Kit #AA2096. 1/72 scale. This is a highly-detailed
resin kit of the RAF Vickers VC10 K2-series
tanker, complete with decals.
In 1960, the RAF announced its need for a
strategic transport, a role that Vickers believed could be met by modifying their
new VC10 airliner. It was a narrow-body aircraft with four jet engines mounted
in two twin-engine pods at the aircraft’s tail. The Vickers
VC10 had been designed as a high performance long-range airliner able to
use shorter civil runways. In 1965, in
response to serious cut-backs in orders from BOAC and to prevent Vickers from
ruinous financial losses, the Air Ministry increased its order to fourteen Vickers
VC10 C1s, transport conversions of the basic airliner design. These went operational with 10 Squadron RAF
beginning in December, 1966. A VIP
version of the VC10 C1 was used by members of the Royal Family as well as by
several Prime Ministers. With aerial
refueling and two flight crews, a VC10 C1 circumnavigated the globe in less
than 48 hours.
Just over a decade later in April 1978,with
the VC10 airliners retiring from commercial service, the RAF placing a contract
with British Aerospace (BAe) to convert five former BOAC standard VC10s into
aerial refueling tankers, the VC10 K2, and four Super VC10s as the VC10 K3. Both
variants had wing-mounted refueling pods a single centerline refueling point,
and nose-mounted refueling probes to enable the tankers to be refueled by other
tankers. In addition, 14 former Super
VC10s were bought and stored for spare parts – when the Victor K2 tankers reached the end of their useful lives, five of
the stored aircraft were put into service as VC10 K4s, with the same refueling
points as the other K-series tankers, but with a reduced fuel tankage. At the same time, all 13 surviving VC10 C1
transports were fitted with wing-mounted refueling pods and redesignated as
VC10 C1K two-point refueling tankers.
For converted airliners, the VC10s saw a
great deal of combat-support action. During
the Falklands war, the VC10 C1 fleet formed part of the supporting transport “air
bridge” from the UK to the Falklands. Nine
K2s and K3s supported Desert Storm, with both aerial refueling and logistics
flights. They remained on station in the Middle East throughout the 90s. They K-series flew refueling missions during
NATO’s bombing of Yugoslavia, and were on-hand in the Middle East to support
the 2003 Iraqi war, withdrawing in 2009.
The tankers also supported British efforts against the Taliban in
Afghanistan, and flew in support of operations in Libya in 2011. Following North Korean nuclear tests, two
VC10s staged out of Okinawa, sampling fallout in the atmosphere.
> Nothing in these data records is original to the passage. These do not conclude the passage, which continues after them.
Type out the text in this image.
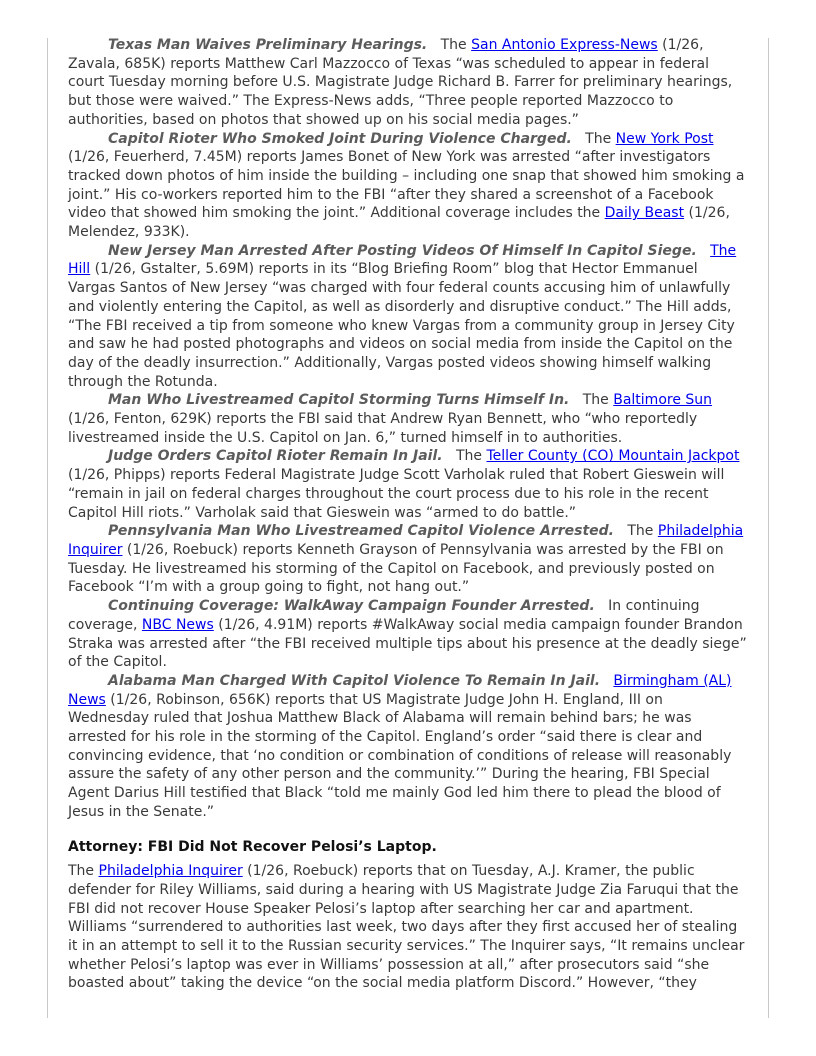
Texas Man Waives Preliminary Hearings. The San Antonio Express-News (1/26, Zavala, 685K) reports Matthew Carl Mazzocco of Texas “was scheduled to appear in federal court Tuesday morning before U.S. Magistrate Judge Richard B. Farrer for preliminary hearings, but those were waived.” The Express-News adds, “Three people reported Mazzocco to authorities, based on photos that showed up on his social media pages.”

Capitol Rioter Who Smoked Joint During Violence Charged. The New York Post (1/26, Feuerherd, 7.45M) reports James Bonet of New York was arrested “after investigators tracked down photos of him inside the building – including one snap that showed him smoking a joint.” His co-workers reported him to the FBI “after they shared a screenshot of a Facebook video that showed him smoking the joint.” Additional coverage includes the Daily Beast (1/26, Melendez, 933K).

New Jersey Man Arrested After Posting Videos Of Himself In Capitol Siege. The Hill (1/26, Gstalter, 5.69M) reports in its “Blog Briefing Room” blog that Hector Emmanuel Vargas Santos of New Jersey “was charged with four federal counts accusing him of unlawfully and violently entering the Capitol, as well as disorderly and disruptive conduct.” The Hill adds, “The FBI received a tip from someone who knew Vargas from a community group in Jersey City and saw he had posted photographs and videos on social media from inside the Capitol on the day of the deadly insurrection.” Additionally, Vargas posted videos showing himself walking through the Rotunda.

Man Who Livestreamed Capitol Storming Turns Himself In. The Baltimore Sun (1/26, Fenton, 629K) reports the FBI said that Andrew Ryan Bennett, who “who reportedly livestreamed inside the U.S. Capitol on Jan. 6,” turned himself in to authorities.

Judge Orders Capitol Rioter Remain In Jail. The Teller County (CO) Mountain Jackpot (1/26, Phipps) reports Federal Magistrate Judge Scott Varholak ruled that Robert Gieswein will “remain in jail on federal charges throughout the court process due to his role in the recent Capitol Hill riots.” Varholak said that Gieswein was “armed to do battle.”

Pennsylvania Man Who Livestreamed Capitol Violence Arrested. The Philadelphia Inquirer (1/26, Roebuck) reports Kenneth Grayson of Pennsylvania was arrested by the FBI on Tuesday. He livestreamed his storming of the Capitol on Facebook, and previously posted on Facebook “I’m with a group going to fight, not hang out.”

Continuing Coverage: WalkAway Campaign Founder Arrested. In continuing coverage, NBC News (1/26, 4.91M) reports #WalkAway social media campaign founder Brandon Straka was arrested after “the FBI received multiple tips about his presence at the deadly siege” of the Capitol.

Alabama Man Charged With Capitol Violence To Remain In Jail. Birmingham (AL) News (1/26, Robinson, 656K) reports that US Magistrate Judge John H. England, III on Wednesday ruled that Joshua Matthew Black of Alabama will remain behind bars; he was arrested for his role in the storming of the Capitol. England’s order “said there is clear and convincing evidence, that ‘no condition or combination of conditions of release will reasonably assure the safety of any other person and the community.’” During the hearing, FBI Special Agent Darius Hill testified that Black “told me mainly God led him there to plead the blood of Jesus in the Senate.”

Attorney: FBI Did Not Recover Pelosi’s Laptop.

The Philadelphia Inquirer (1/26, Roebuck) reports that on Tuesday, A.J. Kramer, the public defender for Riley Williams, said during a hearing with US Magistrate Judge Zia Faruqui that the FBI did not recover House Speaker Pelosi’s laptop after searching her car and apartment. Williams “surrendered to authorities last week, two days after they first accused her of stealing it in an attempt to sell it to the Russian security services.” The Inquirer says, “It remains unclear whether Pelosi’s laptop was ever in Williams’ possession at all,” after prosecutors said “she boasted about” taking the device “on the social media platform Discord.” However, “they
The first K2 conversion (ZA141) made its
first flight in June 1982. It was finished in a gray and green camouflage
scheme that was never carried operationally. As other aircraft were delivered, 101
Squadron RAF commenced tanker operations. By the early nineties the K2s that
were still in service were becoming fatigue-life limited, and in 2001 the VC10
K2 made its last flight as a tanker, before being scrapped in 2003. The final
tanker flew in 2013, before being retired.